Specific formulations and methods of generating suitable dispersions of liquid particles of the invention are described in, e.g., WO 94/20069, U.S. Pat. No. 5,915,378, U.S. Pat. No. 5,960,792, U.S. Pat. No. 5,957,124, U.S. Pat. No. 5,934,272, U.S. Pat. No. 5,915,378, U.S. Pat. No. 5,855,564, U.S. Pat. No. 5,826,570, and U.S. Pat. No. 5,522,385, each of which is hereby incorporated by reference.

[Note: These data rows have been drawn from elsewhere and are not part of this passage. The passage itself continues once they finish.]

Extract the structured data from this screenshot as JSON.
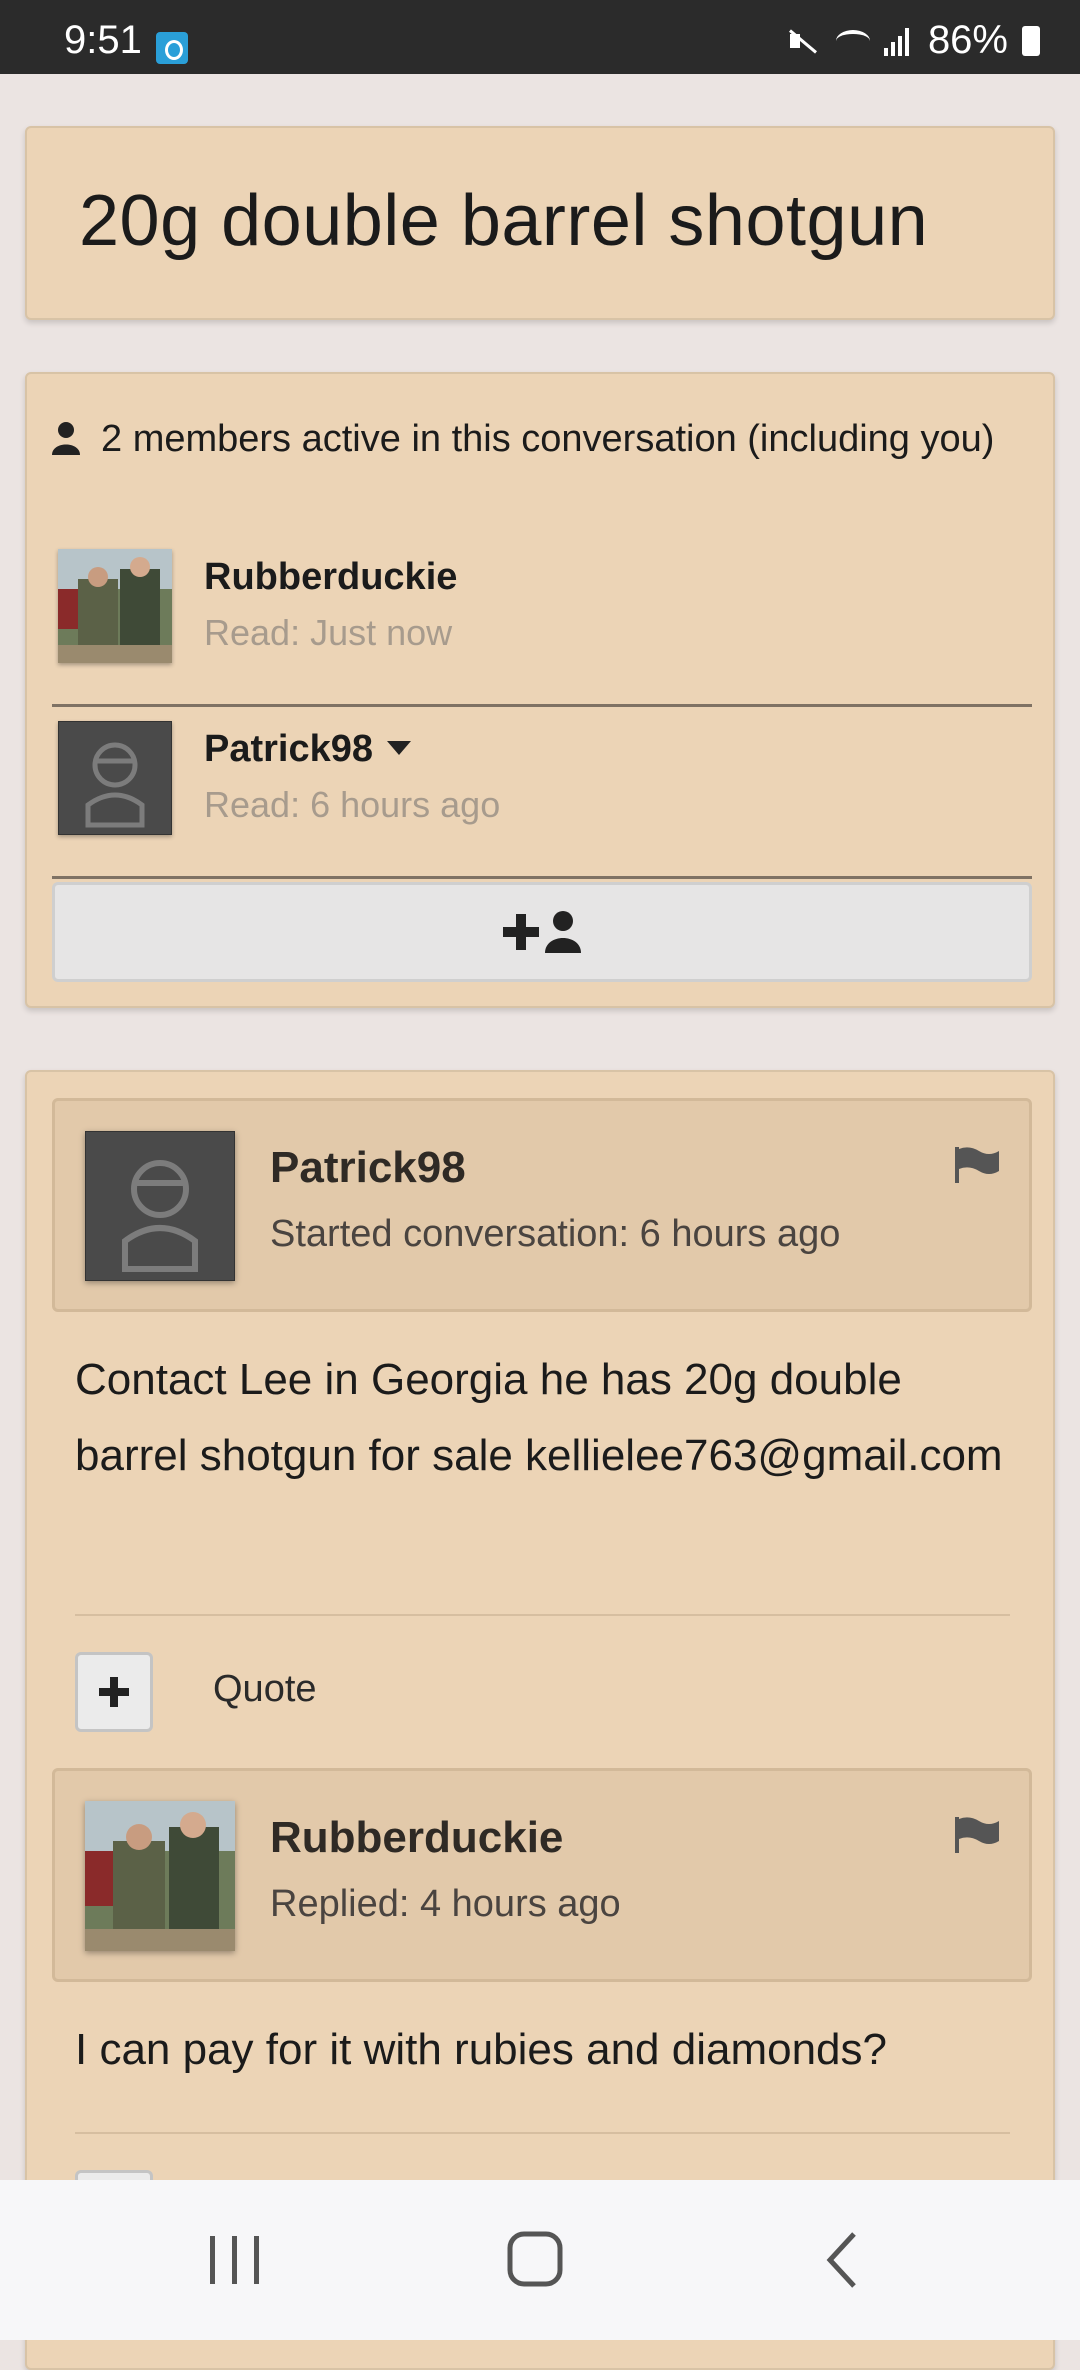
{
  "status_bar": {
    "time": "9:51",
    "battery": "86%"
  },
  "title": "20g double barrel shotgun",
  "members": {
    "summary": "2 members active in this conversation (including you)",
    "list": [
      {
        "name": "Rubberduckie",
        "read": "Read: Just now"
      },
      {
        "name": "Patrick98",
        "read": "Read: 6 hours ago"
      }
    ]
  },
  "posts": [
    {
      "author": "Patrick98",
      "meta": "Started conversation: 6 hours ago",
      "body": "Contact Lee in Georgia he has 20g double barrel shotgun for sale kellielee763@gmail.com",
      "quote_label": "Quote"
    },
    {
      "author": "Rubberduckie",
      "meta": "Replied: 4 hours ago",
      "body": "I can pay for it with rubies and diamonds?"
    }
  ]
}
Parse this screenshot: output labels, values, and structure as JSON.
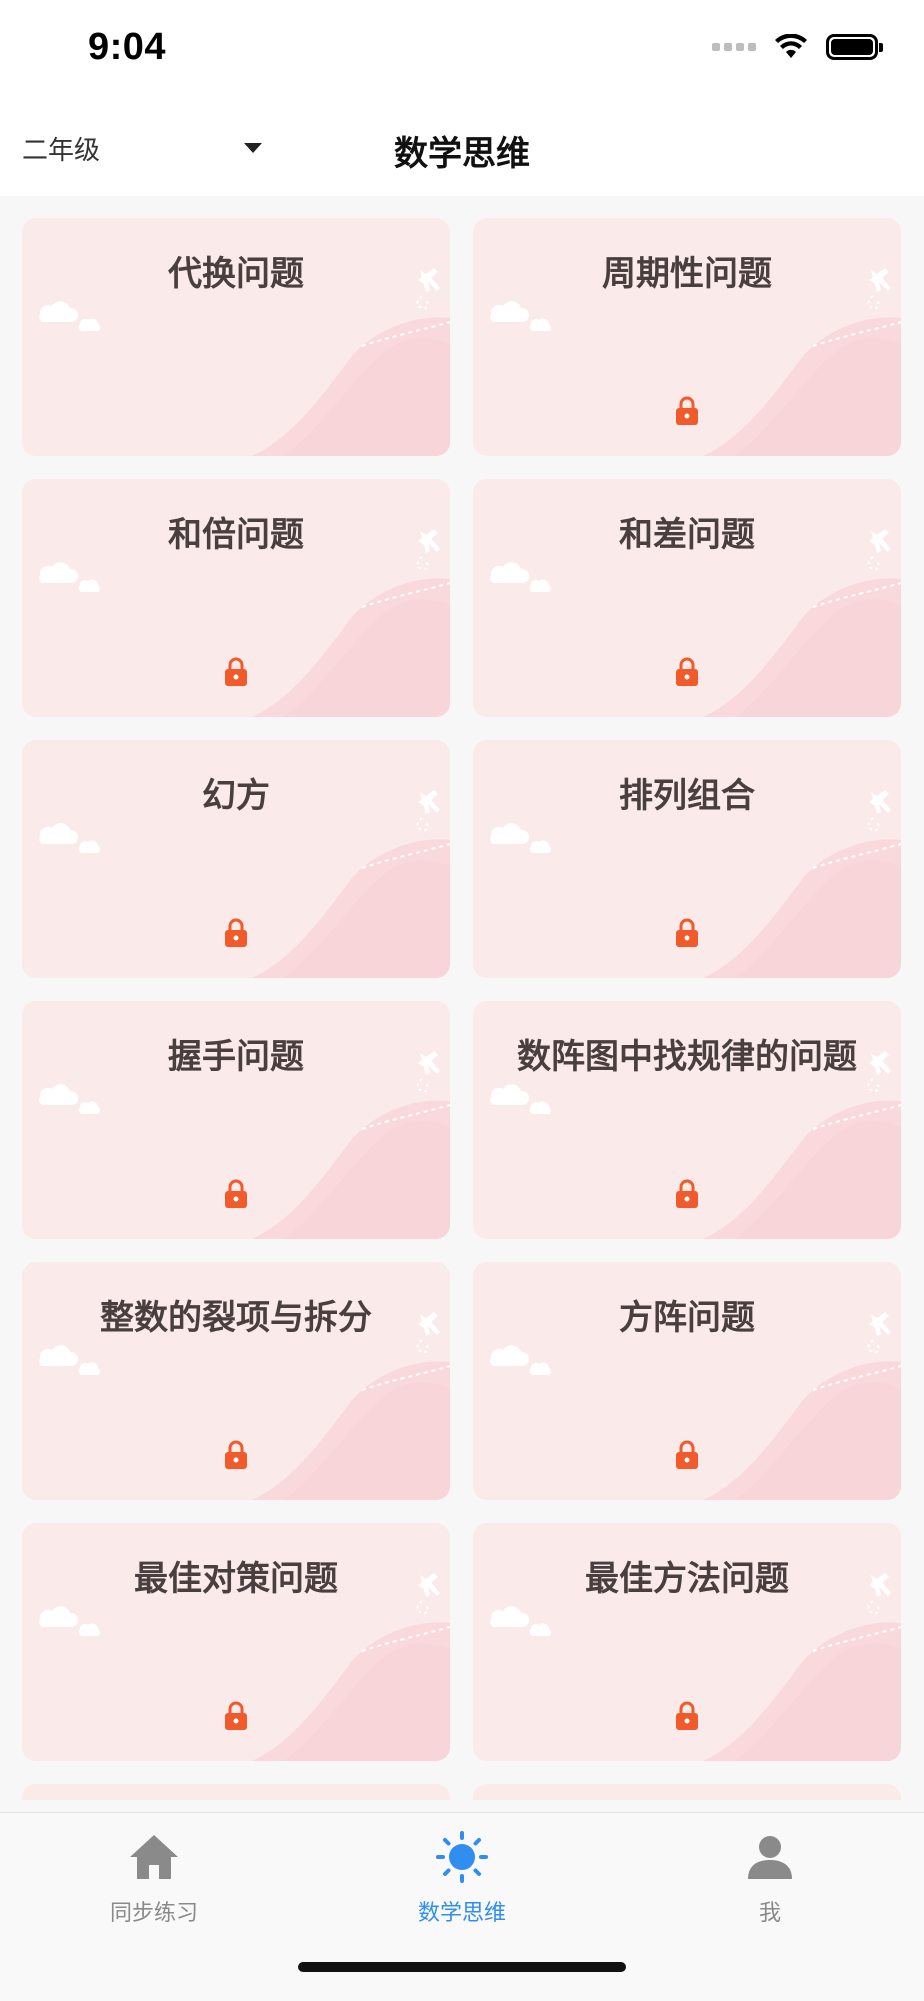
{
  "status_bar": {
    "time": "9:04"
  },
  "header": {
    "grade": "二年级",
    "title": "数学思维"
  },
  "topics": [
    {
      "title": "代换问题",
      "locked": false
    },
    {
      "title": "周期性问题",
      "locked": true
    },
    {
      "title": "和倍问题",
      "locked": true
    },
    {
      "title": "和差问题",
      "locked": true
    },
    {
      "title": "幻方",
      "locked": true
    },
    {
      "title": "排列组合",
      "locked": true
    },
    {
      "title": "握手问题",
      "locked": true
    },
    {
      "title": "数阵图中找规律的问题",
      "locked": true
    },
    {
      "title": "整数的裂项与拆分",
      "locked": true
    },
    {
      "title": "方阵问题",
      "locked": true
    },
    {
      "title": "最佳对策问题",
      "locked": true
    },
    {
      "title": "最佳方法问题",
      "locked": true
    }
  ],
  "tabs": [
    {
      "label": "同步练习",
      "icon": "home-icon",
      "active": false
    },
    {
      "label": "数学思维",
      "icon": "sun-icon",
      "active": true
    },
    {
      "label": "我",
      "icon": "person-icon",
      "active": false
    }
  ],
  "colors": {
    "card_bg": "#fbeaea",
    "lock": "#f15a2b",
    "accent": "#2f8ef0",
    "tab_inactive": "#8a8a8a"
  }
}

The compositions of the invention (e.g., an adenoviral vector that includes a nucleic acid molecule encoding an interferon (e.g., Ad5-conIFN-α)) are preferentially administered intranasally. The Ad5 virus is highly efficient in delivering genes to the epithelial cells of the nasal membranes. Mucosal dosing is efficient because it stimulates both the systemic and mucosal immunity at the portal of entry (see, e.g., Gutierro et al., Vaccine 20:2181-2190, 2002; and Patel et al., J. Infect. Dis. 196:S413-420, 2007). In addition, utilizing live Ad5 virus to deliver the IFN provides an additional route of immune stimulation, thereby acting as an adjuvant in ensuring maximum effect is achieved. Thus, delivering the compositions of the invention to a site where the infectious agent (e.g., a virus) enters will likely result in a lower required dose. Specific instrumentation has been developed to effectively deliver aerosol droplets (diameter >2 um) to this compartment (see, e.g., the Mucosal Atomization Device (MAD300), Wolfe Tory Medical). Droplet (or powdered particle) size is important as aerosols <1 um penetrate further down the respiratory tract and can cause adverse effects.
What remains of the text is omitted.